The majority of my real word statistical experience is collaborative work with researchers. As a statistical collaborator, both at the Laboratory for Interdisciplinary Statistical Analysis (LISA) at Virginia Tech, and the Sokoine University of Agriculture Laboratory for Interdisciplinary Statistical Analysis (SUALISA) in Morogoro, researchers seek my help for analysis in their publications. As a statistician, or a data scientist, the onus is on me to provide an answer that they can use.
“That they can use” are the important words in that imperative. If researchers can’t understand a provided answer, it is not viable. They can’t write about techniques they don’t understand beyond “Here are the numbers. Look how pretty my model is.” Good research, that ain’t.
This concept favors relatively simple models that are easily explained and interpreted. My clients have even rejected Bayesian models (obviously widely accepted within statistics) because they didn’t know enough about the model to explain it in a publication.
Most traditional techniques provide models with very simple interpretations. For a regular linear regression a coefficient of -1.3 with X means that if you increase X by 1, we’d expect Y to decrease by 1.3. In real scenarios this translates to “If I increase a pollutant by one part per million, I’d expect average school size to decrease by 1.3 fish.” Obviously there are no three tenth fish, but the coefficients reflect averages.
One classical model with a somewhat convoluted interpretation really frustrates me as a collaborative statistician trying to provide intuitive solutions: logistic regression.
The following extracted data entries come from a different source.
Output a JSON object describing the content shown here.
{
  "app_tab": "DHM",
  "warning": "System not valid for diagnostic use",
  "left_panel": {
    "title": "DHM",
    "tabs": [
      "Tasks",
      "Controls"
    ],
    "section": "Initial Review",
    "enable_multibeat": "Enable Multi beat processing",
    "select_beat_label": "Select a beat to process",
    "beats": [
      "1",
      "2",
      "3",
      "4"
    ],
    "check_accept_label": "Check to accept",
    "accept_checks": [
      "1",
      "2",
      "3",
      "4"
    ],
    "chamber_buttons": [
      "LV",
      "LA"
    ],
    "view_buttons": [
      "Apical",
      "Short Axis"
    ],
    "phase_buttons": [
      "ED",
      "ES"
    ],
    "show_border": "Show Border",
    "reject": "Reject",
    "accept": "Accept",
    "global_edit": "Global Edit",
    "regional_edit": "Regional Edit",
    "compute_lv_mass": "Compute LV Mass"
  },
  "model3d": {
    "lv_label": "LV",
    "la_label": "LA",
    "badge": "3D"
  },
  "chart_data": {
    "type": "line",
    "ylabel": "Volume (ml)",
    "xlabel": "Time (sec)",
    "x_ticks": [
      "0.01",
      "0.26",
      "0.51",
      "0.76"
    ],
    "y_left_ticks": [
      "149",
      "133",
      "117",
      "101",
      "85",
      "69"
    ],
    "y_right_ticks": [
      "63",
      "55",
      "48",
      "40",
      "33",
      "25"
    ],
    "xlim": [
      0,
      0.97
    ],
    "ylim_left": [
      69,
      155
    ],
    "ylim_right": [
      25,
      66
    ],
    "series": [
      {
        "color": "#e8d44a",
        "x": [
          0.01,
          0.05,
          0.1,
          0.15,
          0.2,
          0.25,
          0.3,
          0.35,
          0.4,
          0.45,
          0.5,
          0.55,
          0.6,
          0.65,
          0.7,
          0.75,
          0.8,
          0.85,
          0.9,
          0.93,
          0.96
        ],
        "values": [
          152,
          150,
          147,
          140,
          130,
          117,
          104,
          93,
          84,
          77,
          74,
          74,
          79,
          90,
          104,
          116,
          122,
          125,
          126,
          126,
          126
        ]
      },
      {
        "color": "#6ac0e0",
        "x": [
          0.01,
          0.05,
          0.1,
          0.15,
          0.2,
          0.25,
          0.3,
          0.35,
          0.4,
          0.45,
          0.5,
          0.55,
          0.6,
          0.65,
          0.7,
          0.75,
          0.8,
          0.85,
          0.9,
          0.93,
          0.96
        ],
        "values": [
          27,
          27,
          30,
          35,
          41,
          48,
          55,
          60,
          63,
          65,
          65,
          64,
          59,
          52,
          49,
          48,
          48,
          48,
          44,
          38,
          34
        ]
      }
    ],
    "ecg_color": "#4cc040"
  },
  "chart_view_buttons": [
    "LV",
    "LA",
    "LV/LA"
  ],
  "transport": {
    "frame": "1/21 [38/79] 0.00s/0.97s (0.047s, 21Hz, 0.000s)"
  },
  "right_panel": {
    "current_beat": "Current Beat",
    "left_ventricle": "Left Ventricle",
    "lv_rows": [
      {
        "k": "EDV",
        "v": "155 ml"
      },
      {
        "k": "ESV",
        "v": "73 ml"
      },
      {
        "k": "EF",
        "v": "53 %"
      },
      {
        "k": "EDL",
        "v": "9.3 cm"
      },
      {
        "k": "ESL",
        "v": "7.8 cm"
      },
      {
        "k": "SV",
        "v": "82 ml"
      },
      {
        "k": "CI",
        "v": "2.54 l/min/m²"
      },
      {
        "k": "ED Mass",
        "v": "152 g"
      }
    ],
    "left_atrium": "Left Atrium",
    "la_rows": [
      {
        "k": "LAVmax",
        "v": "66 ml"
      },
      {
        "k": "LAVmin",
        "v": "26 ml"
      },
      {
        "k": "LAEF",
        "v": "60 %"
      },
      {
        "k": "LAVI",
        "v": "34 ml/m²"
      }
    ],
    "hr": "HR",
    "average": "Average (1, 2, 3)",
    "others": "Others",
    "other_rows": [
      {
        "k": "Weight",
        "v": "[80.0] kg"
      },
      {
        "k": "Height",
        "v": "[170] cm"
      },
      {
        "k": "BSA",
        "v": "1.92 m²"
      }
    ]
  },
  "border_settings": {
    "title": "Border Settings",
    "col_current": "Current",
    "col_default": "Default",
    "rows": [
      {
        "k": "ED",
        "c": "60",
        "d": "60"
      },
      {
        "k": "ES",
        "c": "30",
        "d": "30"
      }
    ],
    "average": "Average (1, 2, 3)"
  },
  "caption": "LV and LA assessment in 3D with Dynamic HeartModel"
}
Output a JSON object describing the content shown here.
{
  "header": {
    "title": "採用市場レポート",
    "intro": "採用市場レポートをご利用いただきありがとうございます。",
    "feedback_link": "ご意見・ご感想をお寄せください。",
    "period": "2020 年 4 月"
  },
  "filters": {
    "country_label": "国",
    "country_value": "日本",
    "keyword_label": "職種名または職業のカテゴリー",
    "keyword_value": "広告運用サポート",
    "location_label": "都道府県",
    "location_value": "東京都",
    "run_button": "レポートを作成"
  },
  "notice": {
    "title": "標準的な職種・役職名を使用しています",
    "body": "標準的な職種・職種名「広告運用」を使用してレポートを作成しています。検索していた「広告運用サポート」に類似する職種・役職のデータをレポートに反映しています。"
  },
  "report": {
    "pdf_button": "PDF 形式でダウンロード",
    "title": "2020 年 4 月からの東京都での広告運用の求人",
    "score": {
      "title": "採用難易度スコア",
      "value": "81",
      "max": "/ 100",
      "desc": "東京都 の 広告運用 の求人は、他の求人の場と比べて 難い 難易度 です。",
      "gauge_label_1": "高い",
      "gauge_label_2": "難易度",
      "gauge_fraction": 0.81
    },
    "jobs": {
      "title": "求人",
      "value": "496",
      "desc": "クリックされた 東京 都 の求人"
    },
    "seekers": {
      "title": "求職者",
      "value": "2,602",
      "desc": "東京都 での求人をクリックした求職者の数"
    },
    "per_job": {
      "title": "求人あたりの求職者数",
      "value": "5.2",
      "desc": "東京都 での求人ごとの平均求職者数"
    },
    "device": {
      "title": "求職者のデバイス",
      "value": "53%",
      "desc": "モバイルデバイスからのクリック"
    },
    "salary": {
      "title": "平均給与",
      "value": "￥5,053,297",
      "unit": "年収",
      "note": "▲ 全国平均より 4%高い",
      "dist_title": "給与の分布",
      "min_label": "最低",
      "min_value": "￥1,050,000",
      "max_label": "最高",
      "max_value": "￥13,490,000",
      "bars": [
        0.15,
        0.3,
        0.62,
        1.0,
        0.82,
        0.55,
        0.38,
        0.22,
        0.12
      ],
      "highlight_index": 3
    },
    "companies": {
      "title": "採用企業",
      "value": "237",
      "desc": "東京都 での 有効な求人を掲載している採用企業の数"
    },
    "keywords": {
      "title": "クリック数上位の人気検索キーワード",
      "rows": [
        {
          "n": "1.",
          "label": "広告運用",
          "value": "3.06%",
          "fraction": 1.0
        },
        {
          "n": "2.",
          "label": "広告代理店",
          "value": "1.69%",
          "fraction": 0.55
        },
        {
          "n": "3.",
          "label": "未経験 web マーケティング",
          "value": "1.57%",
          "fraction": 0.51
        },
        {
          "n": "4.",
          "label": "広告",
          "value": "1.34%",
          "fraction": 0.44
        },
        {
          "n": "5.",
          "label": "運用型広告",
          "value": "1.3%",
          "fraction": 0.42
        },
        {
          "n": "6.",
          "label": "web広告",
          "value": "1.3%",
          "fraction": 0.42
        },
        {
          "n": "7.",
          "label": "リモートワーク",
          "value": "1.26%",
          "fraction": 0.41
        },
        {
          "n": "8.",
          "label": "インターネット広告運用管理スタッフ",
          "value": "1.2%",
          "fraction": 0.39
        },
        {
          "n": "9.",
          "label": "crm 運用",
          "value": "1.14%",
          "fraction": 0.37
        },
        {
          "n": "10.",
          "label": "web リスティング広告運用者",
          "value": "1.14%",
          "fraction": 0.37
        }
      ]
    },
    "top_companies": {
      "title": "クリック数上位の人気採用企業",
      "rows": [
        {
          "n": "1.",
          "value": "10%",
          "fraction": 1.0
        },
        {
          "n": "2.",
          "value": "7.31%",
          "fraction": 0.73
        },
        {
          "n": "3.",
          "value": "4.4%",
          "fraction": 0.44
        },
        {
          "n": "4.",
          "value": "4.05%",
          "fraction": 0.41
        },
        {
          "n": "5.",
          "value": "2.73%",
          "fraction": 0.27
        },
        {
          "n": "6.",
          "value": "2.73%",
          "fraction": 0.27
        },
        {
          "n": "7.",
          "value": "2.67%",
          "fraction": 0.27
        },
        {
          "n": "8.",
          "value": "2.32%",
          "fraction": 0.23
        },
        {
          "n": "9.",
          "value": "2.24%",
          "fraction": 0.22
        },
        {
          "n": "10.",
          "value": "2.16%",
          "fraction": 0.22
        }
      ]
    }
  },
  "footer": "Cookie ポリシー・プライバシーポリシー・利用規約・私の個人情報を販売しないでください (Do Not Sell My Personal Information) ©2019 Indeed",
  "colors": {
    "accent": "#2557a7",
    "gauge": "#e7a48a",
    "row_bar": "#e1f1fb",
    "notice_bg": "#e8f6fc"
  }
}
The problem for logistic regression (and probit as well), is that the coefficient is not directly related to the response. “Logistic” refers to the logit, which is the log of the odds of the response (odds are equal to probability over one minus probability). So the coefficient relates to a transformation of the probability of response, and because the function is not linear, interpretation depends on relative location on the number line. An increase from -2.6 to -1.3 represents an increase in probability of 14.5%, where an increase from -1.3 to 0 represents a 28.5% increase. The same logit coefficient almost doubles the effect close to zero.
Was that confusing? Most of my clients think so, unless they already have a decent statistical background. Generally, as a workaround, I reference the change with respect to the mean. If 80% of fish survive on average, a 1 ppm increase in the pollutant with a coefficient of -1.3 equates to a drop of 28% in survival rate. Additional variables muddy the picture, because effects don’t compound additively on the response scale like they do on the logit scale. This interpretation is passable at best.
A model directly related to the scale of the response is a better solution. I have suggested that clients use Classification and Regression Trees (CART) for the increased interpretability they provide. Frequently, a simple decision tree (like CART) cannot model a process with enough smoothness to capture the trend, but if it is close, there are rules with easy interpretations, and predictions are the probabilities in the end nodes.
To take this out of the realm of crazy fish rambling, and into the world of concrete (albeit contrived) examples, I turn to the UCI weightlifting dataset. Imagine I, as a consultant, am visited by a weightlifter, who, like all weightlifters, has gathered extensive and precise data on the exact form of a lift. The data contain information on thousands of lifts performed on video with censors on the weights recording the pitch, yaw, and roll (three axial twists) of the dumbbells, forearms, arms, and belt. The response is a subjective classification of lift quality, on an A is best to E is worst scale, assessed on viewing the video. Based only on information about twisting in three directions, my client wants to know how a lifter can improve form to obtain a better classification.
Figure 1 Part of the data
So what is the interpretation of a logistic model in this case? Well for starters, without some second order terms (denoted by a 2 above), a logistic model can only tell you to increase or decrease twisting for improved performance. A positive coefficient with forearm roll (regardless of magnitude) means you should twist inward as much as possible. That negative coefficient with belt pitch means you should stick your butt out as far as you can. The model also says you need to flare your elbows. That’s great form.
Figure 2 Results of a quick and dirty second order logistic regression model
Even with some higher order terms (allowing for some ideal points to form in the surface), it is left up to the researcher to optimize the equation for best probability of an “A” class lift. There might be multiple local maxima describing different, and very specific motions to achieve results. For the best probability of an A class lift (fabricated numbers incoming), I need arm yaw of 119.125 degrees, -16.213 forearm roll…
Figure 3 Part of the CART tree containing the best node
For the CART tree, the weightlifter can easily follow the nodes to the set of rules that yields the best outcome. Belt pitch greater than 16 degrees, forearm roll between -140 and 113 (holy cow I guessed those numbers before I built the model, and they are basically right).
My client is unlikely to do every lift with sensors activated, stopping after each to observe values and make necessary adjustments until such a time as all lifts are perfect. That process would be as exhausting as reading about it. A range of achievable values for good classification provides a more realistic solution, and more useful answer despite losing some accuracy.